Will the pests that caused so much trouble for berry growers be back in 2014?
There is good news and bad news on that subject. The two viruses that together took a big chunk of the strawberries in Virginia and the Carolinas are unlikely to be a significant problem again.
But the fruit fly spotted wing drosophila (SWD) is an issue that appears to be here to stay, said Hannah Burrack, North Carolina State University Extension entomologist.
“It can be a problem on any soft-skinned fruit. In North Carolina, it has been found on strawberries, blueberries, blackberries, raspberries and cherries. In some nearby states, it has also been found on peaches and grapes. SWD preys on soft and sweet fruits, and if you are growing any, you need to be prepared to manage it.”
In the South, SWD was first spotted in Florida in 2009, in Mississippi and both the Carolinas in 2010, and most other Southern states in 2011 and 2012. It is now in 41 states.
“Everywhere it is found, it is likely to require management, and you need a plan to manage it,” said Burrack. “There aren’t a lot of tools for dealing with SWD, so we need to optimize the tools we have.”
Here are some tips to get the best control:
- Harvest as frequently as possible and get as good post-harvest quality control as you can get.
- Keep the fruit cold after your harvest it. “Immature SWD don’t develop in temperatures colder than 41 degrees F, although they may not actually die,” she said.
- Take steps to make sure the canopy is open.
- Use insecticides if needed. One new insecticide may be available for use on blueberries this season, Burrack said, but she can't yet reveal the name.
- Don’t let any berries stay on the ground after harvest, since the insect can use them to reproduce.
- It may be less important to aggressively protect strawberries during the first weeks of harvest. SWD are likely to be most significant in strawberries later in the season.
- SWD are also likely to be a bigger issue in day-neutral strawberries. “That is one of the crops where we found the first reproducing population of SWD in North Carolina in 2010,” Burrack said.
- SWD populations may be higher as they move into later crops, such as rabbiteye blueberries, blackberries and raspberries.
Double virus surprise, whammy
One of the most memorable events of the strawberry season last year came early when two viruses arrived in Virginia and the Carolinas at the same time.
They had been found occasionally in this country before but separately and never side by side. They proved to be more damaging in tandem than either ever was by itself.
The two viruses--strawberry mottle virus and strawberry mild yellow edge virus―had come to the U.S. on infected plants that originated in a nursery in Nova Scotia.

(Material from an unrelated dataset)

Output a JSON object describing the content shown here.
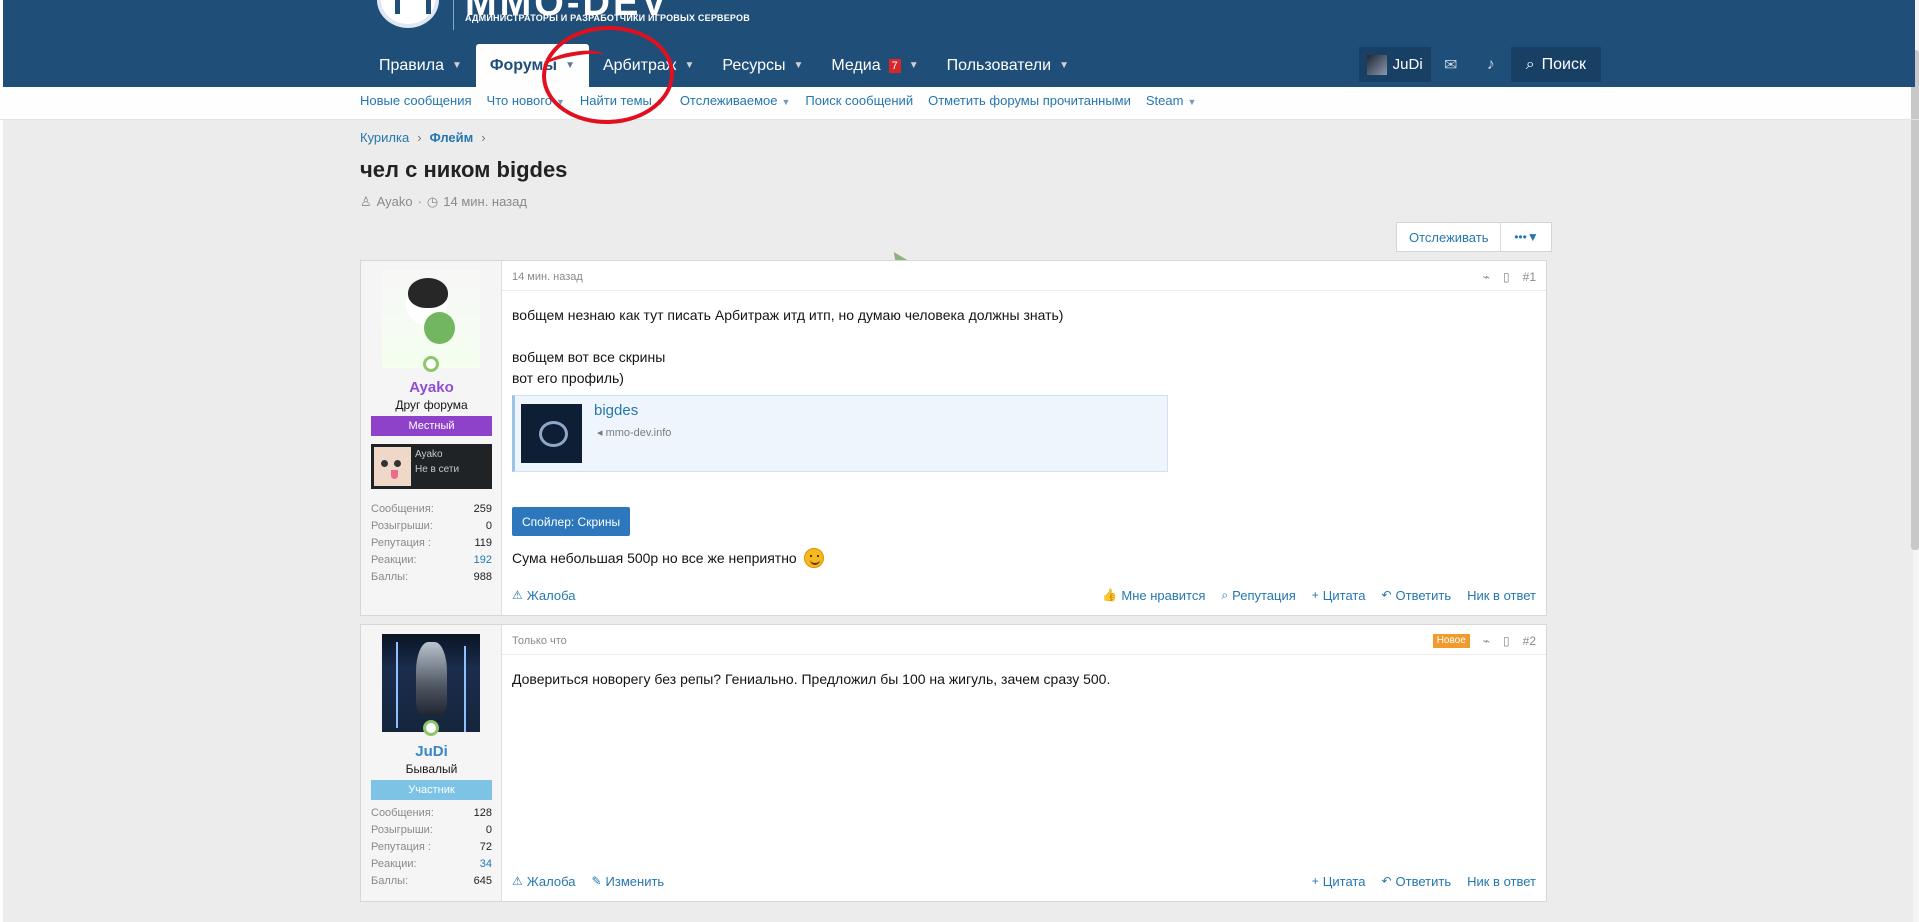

These plants were distributed throughout the U.S.
Frank Louws, North Carolina State University Extension plant pathologist, doesn’t know how much of a yield loss the viruses caused last season.
“It is hard to measure the impact of the viruses within an infected planting,” he said. “The effect on the overall crop is going to be fairly minimal–maybe four to five percent reduction in overall production for North Carolina in 2013.”
Symptoms of the viruses include poor plant growth in spots or in entire fields, older leaves turning bright red, yellowing along plant edges or on emerging leaves and dead plant tissue along leaf margins.
Common aphids can transmit these viruses to healthy plants and may be hosted overwinter on the weed lambsquarter.
But there is good news: if growers start next season with all-new plants, there should be no residual problem, said Louws. “I think there is a very low risk of re-infestation. I certainly don’t expect it to persist on North Carolina farms.”
For the coming season, said Louws, a farmer’s goal should be: “Question your suppliers, and make sure you get good healthy plants.”
There is one cultural practice that growers should avoid: Leaving potentially infected plants in the field over the summer. “It risks virus spread into next year's crop,” said Charles Johnson, Virginia Tech University Extension plant pathologist.
The origin of the 2013 infection is at present unknown.
“These viruses can reduce yield as much as 30 percent in a severe situation,” said Johnson. “The losses may be worse with bare root plants than plug plants.”
There is no human health risk with these viruses, he added. They affect plant growth and productivity but pose no threat to consumers.